It was 20 years ago that a bunch of boys decked in green walked on to the grounds in England in a World Cup match for the first time ever in their history. Not much was expected of them and many thought they were there to just make up the numbers and play a part in a few drab matches that every quadrennial championship has to offer.

And their debut game against New Zealand didn’t offer much to justify otherwise. Bowled out for a mere 116, the Kiwis barely broke a sweat to thwart aside the challenge and move on to the bigger fishes while everyone forgot that a team like Bangladesh was even part of this carnival. That perception soon changed as the ‘Tigers’ recorded their first win against Scotland before humiliating Pakistan (their only loss in the group stages) to cap off a memorable debut.

Over the years, though Bangladesh has never really challenged for the World Cup title, they have been the side that most of the top dogs have been wary off. Be it India in 2003 or England in 2011 and 2015, the team from the sub-continent has been a thorn in the flesh of a few title challengers. And when the World Cup returns to its birthplace once again, Bangladesh will hope to be more than just a side that makes up the numbers.
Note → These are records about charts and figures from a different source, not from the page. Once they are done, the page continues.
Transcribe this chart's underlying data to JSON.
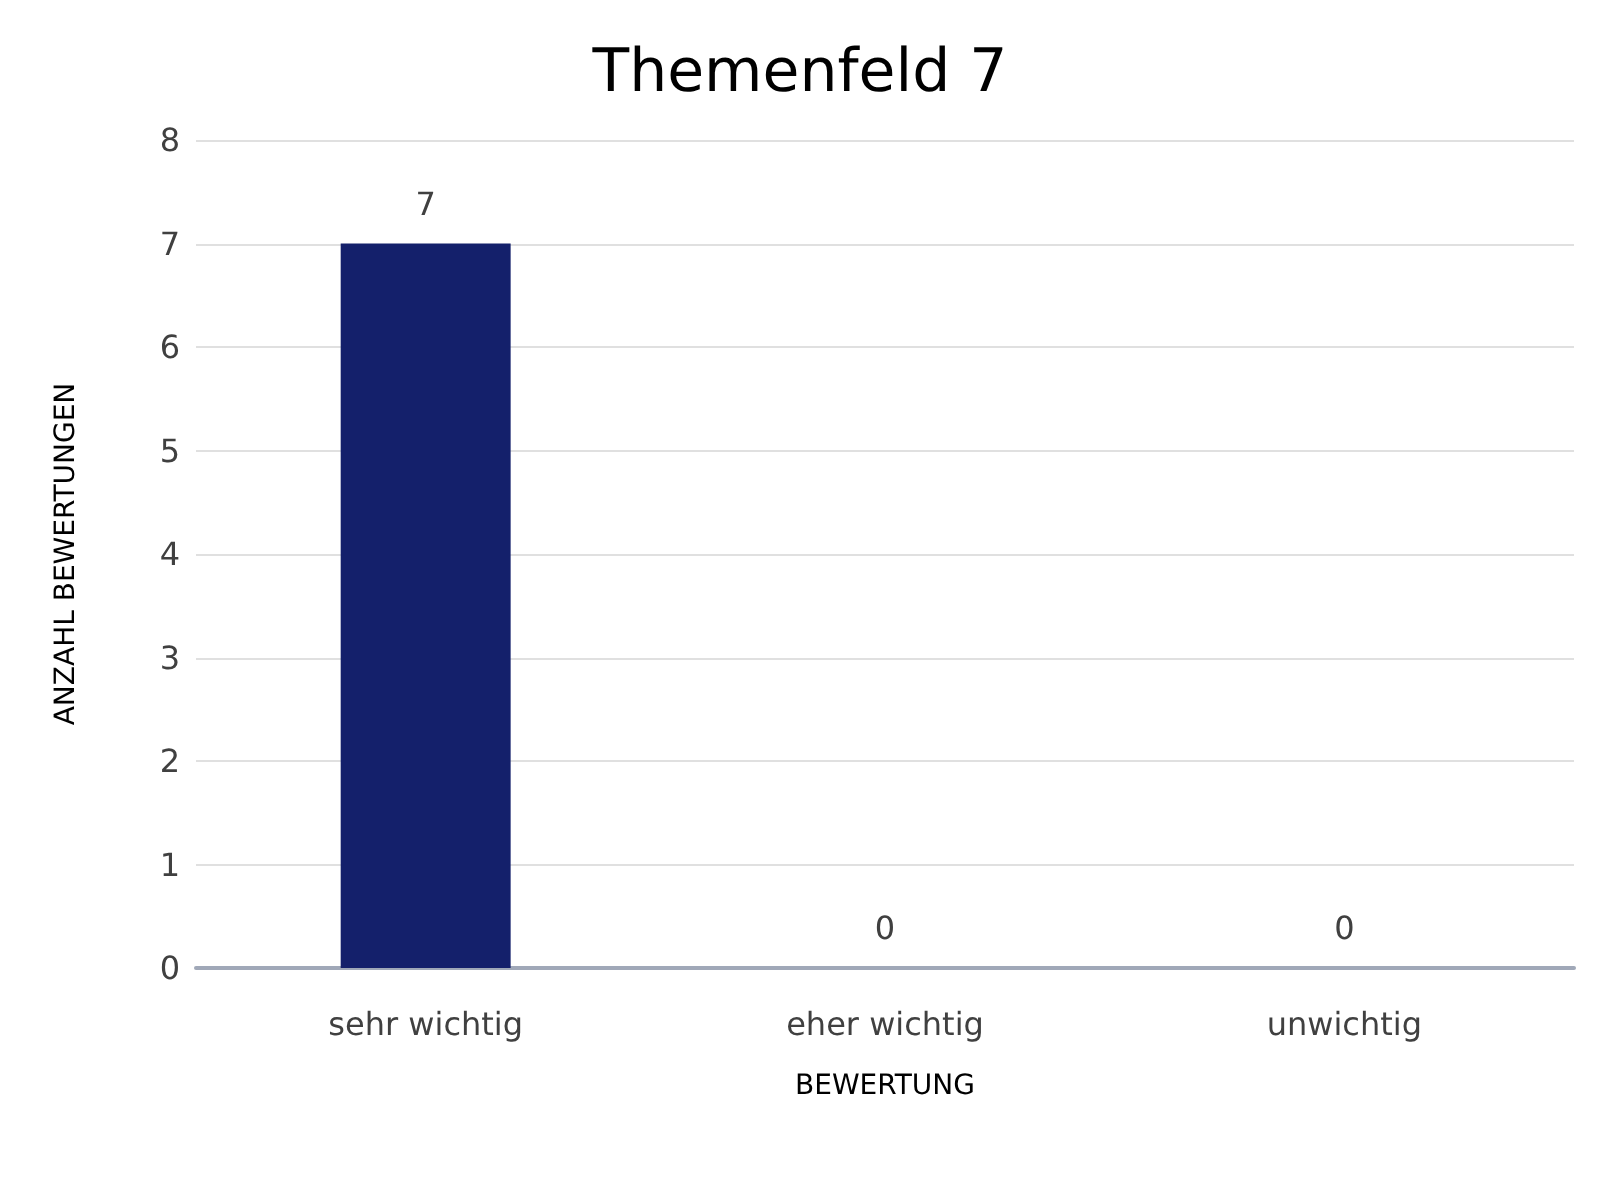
{
  "chart_data": {
    "type": "bar",
    "title": "Themenfeld 7",
    "xlabel": "BEWERTUNG",
    "ylabel": "ANZAHL BEWERTUNGEN",
    "categories": [
      "sehr wichtig",
      "eher wichtig",
      "unwichtig"
    ],
    "values": [
      7,
      0,
      0
    ],
    "color": "#14206b",
    "ylim": [
      0,
      8
    ],
    "yticks": [
      0,
      1,
      2,
      3,
      4,
      5,
      6,
      7,
      8
    ],
    "grid": "y",
    "data_labels": true
  }
}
The team led by the experienced Mashrafe Mortaza come into the World Cup on the back of a fine run in the 50-over format. Since the 2017 ICC Champions Trophy, Bangladesh have won three of the six bilateral series till date and have also come agonizingly close to beating India in the Asia Cup.

These results have been largely possible because of the likes of Shakib Al Hasan and Tamim Iqbal. Tamim has been one of the world’s leading ODI batsman over the last four years and Shakib is ranked as the second-best all-rounder in ODI cricket.

AFP / Paul Faith

Behind only the phenomenal Rashid Khan in the ICC’s ODI all-rounder rankings, Shakib has been Bangladesh’s go-to man on many occasions.

While Shakib has been their saviour on many occasions, Tamim’s contribution on top of the order is something that’s helped Bangladesh take the challenge to the opposition time and again.

The big-hitting opener has excelled in all three formats of the international game, including hitting 45 half-centuries and passing 100 on eleven occasions in 188 ODI innings. His latest half-century helped Bangladesh beat West Indies at the start of the Ireland Tri-Nation Series and was an important return to form in ODIs.

Previously, he hit 278 runs in the test series with New Zealand, while his match-winning ability was laid bare when he hammered 141 not out in the Bangladesh Premier League final. Since the last World Cup, Tamim averages more than 60 in ODI cricket – among the world’s best over the last four years.

These two coupled with Mortaza’s experince with the new ball make Bangladesh a difficult proposition at the World Cup. And if you still think there’s nothing much these guys can do at the biggest stage of all, a glance at their history in this competition could persuade you to think otherwise.